I am talking here the the produt we have devloped which is underlying using the Elasticsearch as data store. So here we are talking about our license where we will be providing them the option to delete the data.

Oh, I see. Do your clients have access to Elasticsearch or Kibana? From your question it seems that they have direct access. If I'm not wrong this is not allowed by the license, it is worth a check.

Anyway, there is no better strategy, you already listed some of the pros and cons of each one, all of them can have some impact performance in your cluster.

The main issue is that rollover was not built to work as a limitation as your use cases.
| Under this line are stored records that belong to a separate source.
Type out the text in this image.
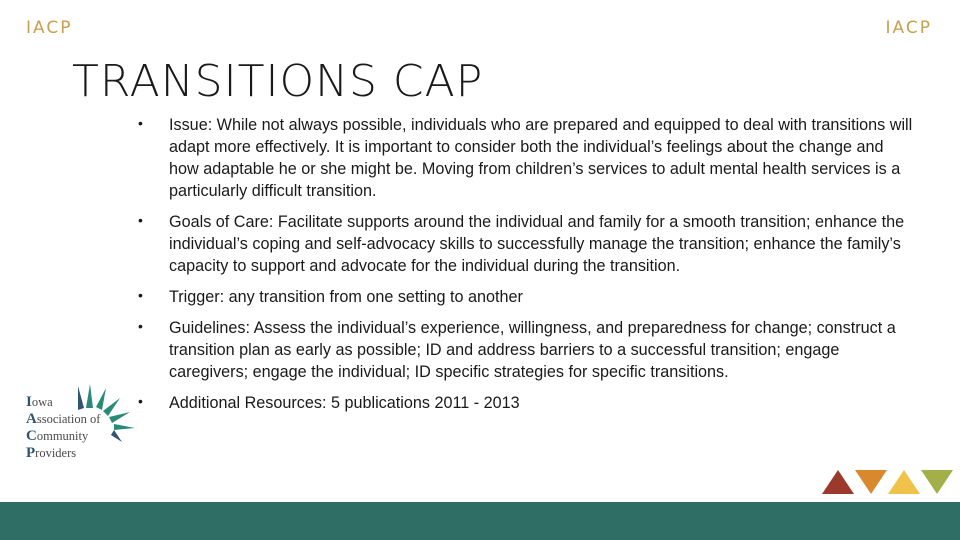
IACP	IACP
TRANSITIONS CAP
• Issue: While not always possible, individuals who are prepared and equipped to deal with transitions will adapt more effectively. It is important to consider both the individual’s feelings about the change and how adaptable he or she might be. Moving from children’s services to adult mental health services is a particularly difficult transition.
• Goals of Care: Facilitate supports around the individual and family for a smooth transition; enhance the individual’s coping and self-advocacy skills to successfully manage the transition; enhance the family’s capacity to support and advocate for the individual during the transition.
• Trigger: any transition from one setting to another
• Guidelines: Assess the individual’s experience, willingness, and preparedness for change; construct a transition plan as early as possible; ID and address barriers to a successful transition; engage caregivers; engage the individual; ID specific strategies for specific transitions.
• Additional Resources: 5 publications 2011 - 2013
Iowa
Association of
Community
Providers
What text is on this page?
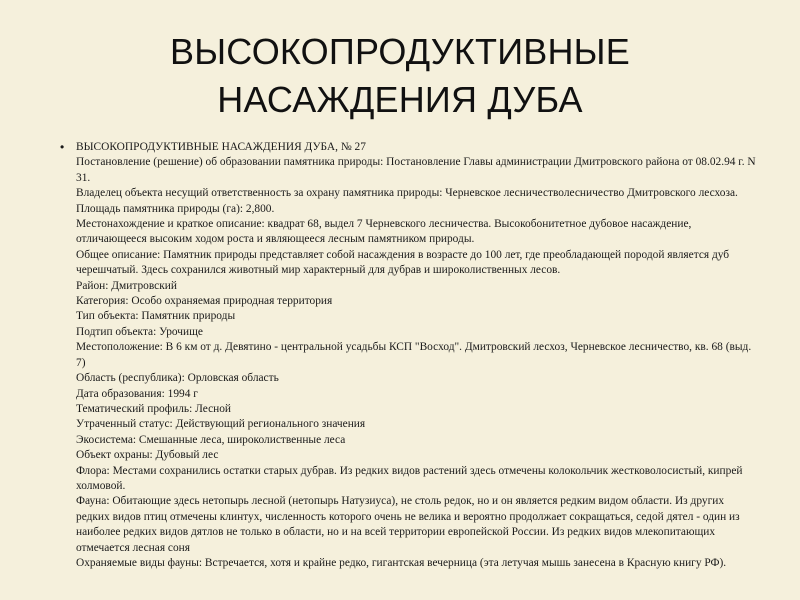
ВЫСОКОПРОДУКТИВНЫЕ
НАСАЖДЕНИЯ ДУБА
• ВЫСОКОПРОДУКТИВНЫЕ НАСАЖДЕНИЯ ДУБА, № 27
Постановление (решение) об образовании памятника природы: Постановление Главы администрации Дмитровского района от 08.02.94 г. N 31.
Владелец объекта несущий ответственность за охрану памятника природы: Черневское лесничестволесничество Дмитровского лесхоза.
Площадь памятника природы (га): 2,800.
Местонахождение и краткое описание: квадрат 68, выдел 7 Черневского лесничества. Высокобонитетное дубовое насаждение, отличающееся высоким ходом роста и являющееся лесным памятником природы.
Общее описание: Памятник природы представляет собой насаждения в возрасте до 100 лет, где преобладающей породой является дуб черешчатый. Здесь сохранился животный мир характерный для дубрав и широколиственных лесов.
Район: Дмитровский
Категория: Особо охраняемая природная территория
Тип объекта: Памятник природы
Подтип объекта: Урочище
Местоположение: В 6 км от д. Девятино - центральной усадьбы КСП "Восход". Дмитровский лесхоз, Черневское лесничество, кв. 68 (выд. 7)
Область (республика): Орловская область
Дата образования: 1994 г
Тематический профиль: Лесной
Утраченный статус: Действующий регионального значения
Экосистема: Смешанные леса, широколиственные леса
Объект охраны: Дубовый лес
Флора: Местами сохранились остатки старых дубрав. Из редких видов растений здесь отмечены колокольчик жестковолосистый, кипрей холмовой.
Фауна: Обитающие здесь нетопырь лесной (нетопырь Натузиуса), не столь редок, но и он является редким видом области. Из других редких видов птиц отмечены клинтух, численность которого очень не велика и вероятно продолжает сокращаться, седой дятел - один из наиболее редких видов дятлов не только в области, но и на всей территории европейской России. Из редких видов млекопитающих отмечается лесная соня
Охраняемые виды фауны: Встречается, хотя и крайне редко, гигантская вечерница (эта летучая мышь занесена в Красную книгу РФ).
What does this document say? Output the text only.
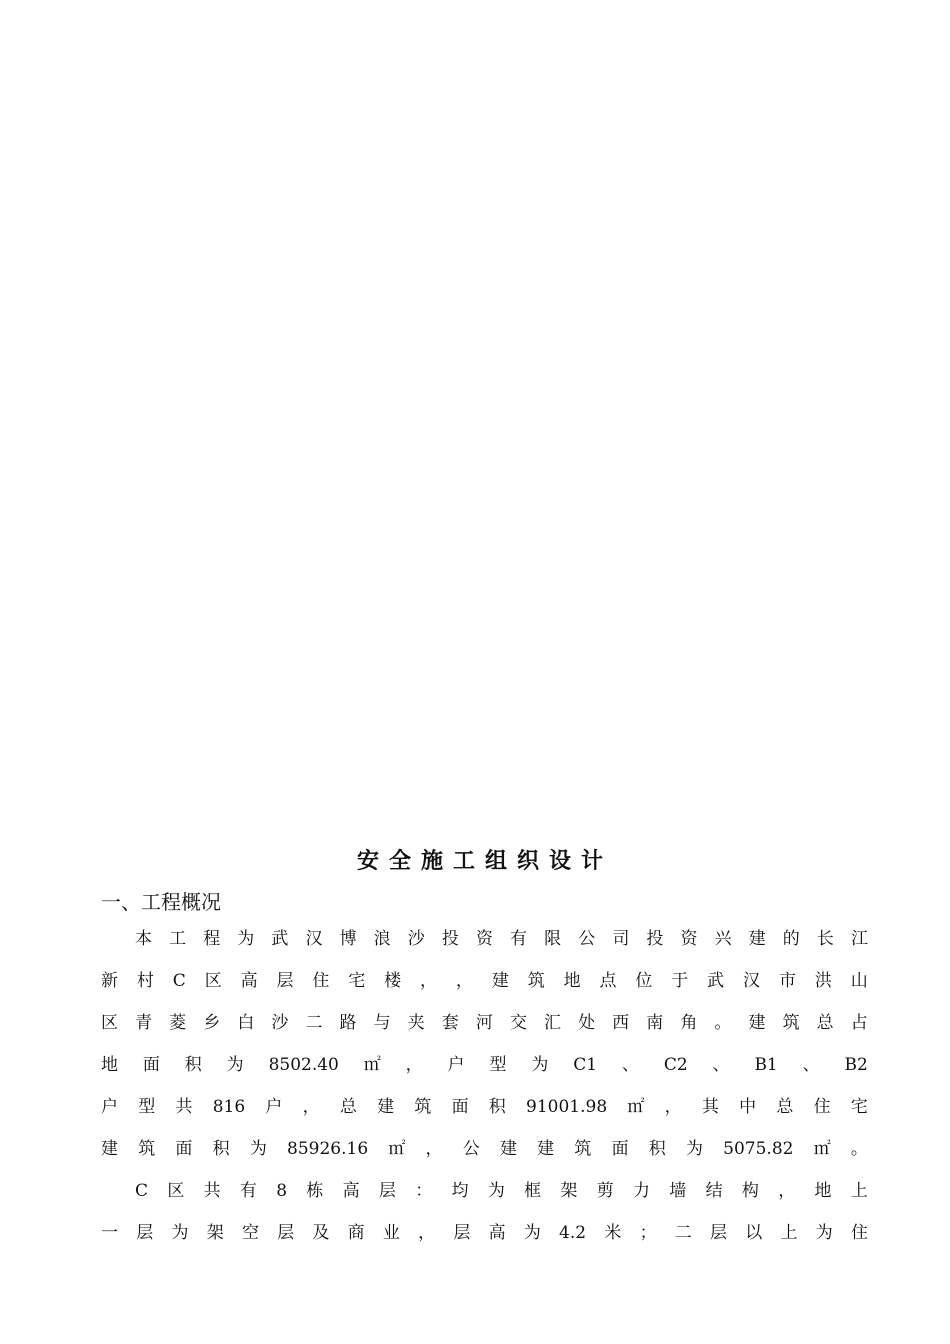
安全施工组织设计
一、工程概况
本 工 程 为 武 汉 博 浪 沙 投 资 有 限 公 司 投 资 兴 建 的 长 江
新 村 C 区 高 层 住 宅 楼 ， ， 建 筑 地 点 位 于 武 汉 市 洪 山
区 青 菱 乡 白 沙 二 路 与 夹 套 河 交 汇 处 西 南 角 。 建 筑 总 占
地 面 积 为 8502.40 ㎡ ， 户 型 为 C1 、 C2 、 B1 、 B2
户 型 共 816 户 ， 总 建 筑 面 积 91001.98 ㎡ ， 其 中 总 住 宅
建 筑 面 积 为 85926.16 ㎡ ， 公 建 建 筑 面 积 为 5075.82 ㎡ 。
C 区 共 有 8 栋 高 层 ： 均 为 框 架 剪 力 墙 结 构 ， 地 上
一 层 为 架 空 层 及 商 业 ， 层 高 为 4.2 米 ； 二 层 以 上 为 住
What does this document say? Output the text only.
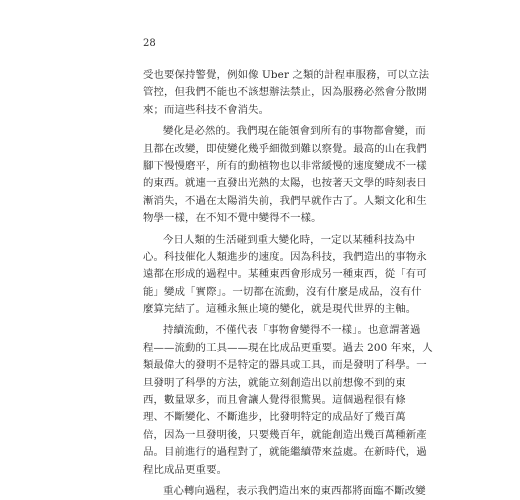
28
受也要保持警覺，例如像 Uber 之類的計程車服務，可以立法
管控，但我們不能也不該想辦法禁止，因為服務必然會分散開
來；而這些科技不會消失。
變化是必然的。我們現在能領會到所有的事物都會變，而
且都在改變，即使變化幾乎細微到難以察覺。最高的山在我們
腳下慢慢磨平，所有的動植物也以非常緩慢的速度變成不一樣
的東西。就連一直發出光熱的太陽，也按著天文學的時刻表日
漸消失，不過在太陽消失前，我們早就作古了。人類文化和生
物學一樣，在不知不覺中變得不一樣。
今日人類的生活碰到重大變化時，一定以某種科技為中
心。科技催化人類進步的速度。因為科技，我們造出的事物永
遠都在形成的過程中。某種東西會形成另一種東西，從「有可
能」變成「實際」。一切都在流動，沒有什麼是成品，沒有什
麼算完結了。這種永無止境的變化，就是現代世界的主軸。
持續流動，不僅代表「事物會變得不一樣」。也意謂著過
程——流動的工具——現在比成品更重要。過去 200 年來，人
類最偉大的發明不是特定的器具或工具，而是發明了科學。一
旦發明了科學的方法，就能立刻創造出以前想像不到的東
西，數量眾多，而且會讓人覺得很驚異。這個過程很有條
理、不斷變化、不斷進步，比發明特定的成品好了幾百萬
倍，因為一旦發明後，只要幾百年，就能創造出幾百萬種新產
品。目前進行的過程對了，就能繼續帶來益處。在新時代，過
程比成品更重要。
重心轉向過程，表示我們造出來的東西都將面臨不斷改變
For example, if your client buy a licence to have 1 million documents, you would use a rollover by number of documents, but in which number will you rollover the index? If you rollover até 1 million, when it rollover your client will lose access to all the previous document, I'm no sure this is what it will expect, so you would need to rollover in small increments, maybe 10000 documents, and when it reaches the threshold your tool will need to delete the old index as this is not done by elastic.

The same thing applies to rollover per GB, you would need to rollover in small increments and delete the oldest index, for example, rollover each 5 GB and when the threshold is hit, the oldest 5 GB will be deleted, this is also not done automatically, you will need to build your self in your tool.

The easiest way is the rollover by day as the delete phase can automatically delete based on date.

These use cases will not be easy to manage, may impact the performance and you will need to build a couple of things to deal with them.

We use rollover for similar usecase and it works well.
The only down side is you'll need to store more than the requirement.
If you rollover per 1M documents, just keep 2 indices (2M documents) and delete the rest.
Or waste less with 100K rollover and keep 11 indices, etc.
Keeping more than what you promised the customer is often not an issue.
Trading storage for complicated (super accurate) algorithm is overkill IMO.

KISS.

This topic was automatically closed 28 days after the last reply. New replies are no longer allowed.